Basicamente, o trabalho das consultorias especializadas é mapear toda a estrutura da farmácia hospitalar, tendo como foco a redução de custos da terapêutica por meio da gestão do estoque, sem prejuízos da segurança e da efetividade do tratamento. São baseadas em procedimentos de padronização, que agregam benefícios às organizações de saúde.
 
Os sistemas propostos pela consultoria podem ser aplicados em qualquer unidade hospitalar com a garantia de bons resultados, via estudo prévio que identifica as necessidades especificas de cada serviço e análise de suas condições de infra-estrutura.
 
A contribuição de uma análise externa e isenta, sem o envolvimento com a atribulação operacional do dia a dia da operação hospitalar, possibilita a identificação de inúmeras oportunidades, resultando em melhor controle e, conseqüentemente, melhor qualidade.
 
As vantagens em se adotar estes procedimentos são percebidas por todos os envolvidos, ou seja, pacientes que tem a confiança do uso do medicamento correto; instituição, que consegue reduzir seu capital imobilizado, diminuindo custos financeiros e perdas; e profissionais que terão a garantia de que os medicamentos disponíveis são adequados aos tratamentos sugeridos.
 
Temos quatro “cases” em hospitais de diferentes Estados e realidades, em que os resultados obtidos foram bastante positivos.
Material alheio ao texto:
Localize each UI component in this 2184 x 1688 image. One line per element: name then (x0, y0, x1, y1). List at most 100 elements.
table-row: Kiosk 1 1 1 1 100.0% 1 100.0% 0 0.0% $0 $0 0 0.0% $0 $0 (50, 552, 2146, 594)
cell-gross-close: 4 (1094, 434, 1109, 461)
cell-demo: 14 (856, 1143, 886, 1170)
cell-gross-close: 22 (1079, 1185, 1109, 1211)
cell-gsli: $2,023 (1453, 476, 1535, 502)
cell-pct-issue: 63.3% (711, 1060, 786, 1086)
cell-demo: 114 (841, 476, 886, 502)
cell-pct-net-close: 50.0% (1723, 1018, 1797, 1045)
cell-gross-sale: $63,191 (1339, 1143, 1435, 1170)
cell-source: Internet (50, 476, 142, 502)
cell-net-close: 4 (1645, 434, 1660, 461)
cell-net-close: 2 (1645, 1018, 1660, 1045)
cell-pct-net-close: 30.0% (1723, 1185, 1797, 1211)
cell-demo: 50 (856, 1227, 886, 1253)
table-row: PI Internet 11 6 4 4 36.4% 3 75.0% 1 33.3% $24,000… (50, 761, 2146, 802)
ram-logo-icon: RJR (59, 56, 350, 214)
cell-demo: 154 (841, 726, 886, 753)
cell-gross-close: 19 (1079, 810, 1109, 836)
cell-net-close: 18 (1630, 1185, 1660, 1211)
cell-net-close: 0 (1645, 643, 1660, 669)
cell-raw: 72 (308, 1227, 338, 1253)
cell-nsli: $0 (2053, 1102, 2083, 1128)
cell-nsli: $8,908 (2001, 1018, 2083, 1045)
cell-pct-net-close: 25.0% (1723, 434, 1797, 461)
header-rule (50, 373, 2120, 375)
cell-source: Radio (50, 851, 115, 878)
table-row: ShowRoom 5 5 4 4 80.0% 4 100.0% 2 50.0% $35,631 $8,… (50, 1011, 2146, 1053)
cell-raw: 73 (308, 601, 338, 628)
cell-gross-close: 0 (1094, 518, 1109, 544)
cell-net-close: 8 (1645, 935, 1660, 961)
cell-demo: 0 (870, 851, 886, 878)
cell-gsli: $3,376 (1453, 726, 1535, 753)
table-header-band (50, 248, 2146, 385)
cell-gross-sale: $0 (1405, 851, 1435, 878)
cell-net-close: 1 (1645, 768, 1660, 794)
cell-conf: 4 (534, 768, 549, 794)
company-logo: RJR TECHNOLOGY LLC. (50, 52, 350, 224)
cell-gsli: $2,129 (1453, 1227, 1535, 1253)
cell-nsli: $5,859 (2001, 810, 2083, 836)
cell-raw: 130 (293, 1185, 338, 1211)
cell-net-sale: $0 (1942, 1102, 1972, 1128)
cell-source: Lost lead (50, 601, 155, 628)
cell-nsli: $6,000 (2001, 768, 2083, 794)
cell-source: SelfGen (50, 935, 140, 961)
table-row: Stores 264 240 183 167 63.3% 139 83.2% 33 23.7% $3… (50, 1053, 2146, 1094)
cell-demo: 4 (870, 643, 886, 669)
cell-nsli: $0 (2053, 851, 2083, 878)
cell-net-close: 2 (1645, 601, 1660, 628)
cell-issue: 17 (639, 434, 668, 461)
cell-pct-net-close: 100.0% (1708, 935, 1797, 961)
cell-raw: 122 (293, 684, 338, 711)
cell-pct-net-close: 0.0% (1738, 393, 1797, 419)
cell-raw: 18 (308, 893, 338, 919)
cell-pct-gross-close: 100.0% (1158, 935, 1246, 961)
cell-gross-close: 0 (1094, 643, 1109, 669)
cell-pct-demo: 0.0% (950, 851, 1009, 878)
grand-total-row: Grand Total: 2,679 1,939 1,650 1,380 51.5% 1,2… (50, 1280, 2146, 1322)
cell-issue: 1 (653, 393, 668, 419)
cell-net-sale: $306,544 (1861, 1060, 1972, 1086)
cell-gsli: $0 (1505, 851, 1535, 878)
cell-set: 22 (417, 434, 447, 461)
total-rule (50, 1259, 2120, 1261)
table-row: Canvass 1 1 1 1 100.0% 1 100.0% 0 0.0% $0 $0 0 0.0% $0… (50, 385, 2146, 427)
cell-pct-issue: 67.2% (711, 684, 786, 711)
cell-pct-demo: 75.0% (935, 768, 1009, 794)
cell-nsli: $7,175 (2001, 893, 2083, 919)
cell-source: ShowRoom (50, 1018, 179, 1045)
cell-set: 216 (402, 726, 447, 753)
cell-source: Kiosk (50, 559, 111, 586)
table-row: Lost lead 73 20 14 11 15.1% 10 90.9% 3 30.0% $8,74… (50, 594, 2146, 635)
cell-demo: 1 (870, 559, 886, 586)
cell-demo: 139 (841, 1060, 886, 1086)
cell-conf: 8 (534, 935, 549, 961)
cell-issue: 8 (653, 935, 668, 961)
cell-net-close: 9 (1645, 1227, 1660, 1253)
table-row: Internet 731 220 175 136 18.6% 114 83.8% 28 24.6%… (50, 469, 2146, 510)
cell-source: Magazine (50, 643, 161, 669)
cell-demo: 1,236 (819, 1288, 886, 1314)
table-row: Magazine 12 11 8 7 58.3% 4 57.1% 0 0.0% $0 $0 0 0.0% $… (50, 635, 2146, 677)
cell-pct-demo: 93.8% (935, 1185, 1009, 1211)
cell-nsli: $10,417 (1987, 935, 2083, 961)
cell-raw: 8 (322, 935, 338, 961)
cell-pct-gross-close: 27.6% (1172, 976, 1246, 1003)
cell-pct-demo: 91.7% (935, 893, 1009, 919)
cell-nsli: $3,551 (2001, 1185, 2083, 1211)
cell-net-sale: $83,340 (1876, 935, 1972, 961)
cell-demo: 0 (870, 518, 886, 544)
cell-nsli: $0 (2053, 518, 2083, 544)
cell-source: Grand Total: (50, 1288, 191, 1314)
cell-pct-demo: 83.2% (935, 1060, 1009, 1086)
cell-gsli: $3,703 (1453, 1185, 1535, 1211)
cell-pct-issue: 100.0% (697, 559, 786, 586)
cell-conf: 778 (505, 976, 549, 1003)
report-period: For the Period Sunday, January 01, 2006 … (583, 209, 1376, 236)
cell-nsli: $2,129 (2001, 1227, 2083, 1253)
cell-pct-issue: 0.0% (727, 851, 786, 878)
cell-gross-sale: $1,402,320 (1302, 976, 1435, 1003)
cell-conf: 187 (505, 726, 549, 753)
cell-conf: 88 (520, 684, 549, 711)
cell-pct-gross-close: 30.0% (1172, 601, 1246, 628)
Foi possível alcançar 42% de redução de custos no hospital “I”*; 29% no hospital “II”*, 27% no hospital “III”* e 31% no hospital “IIII”, resultados obtidos em 2006, 2007 e 2010 para os estudos I e II, III e IIII, respectivamente.
 
Desta forma, é relevante destacar, o custo-benefício do investimento da unidade hospitalar neste tipo de consultoria, com o retorno do capital investido em poucos meses de reestruturação dos processos.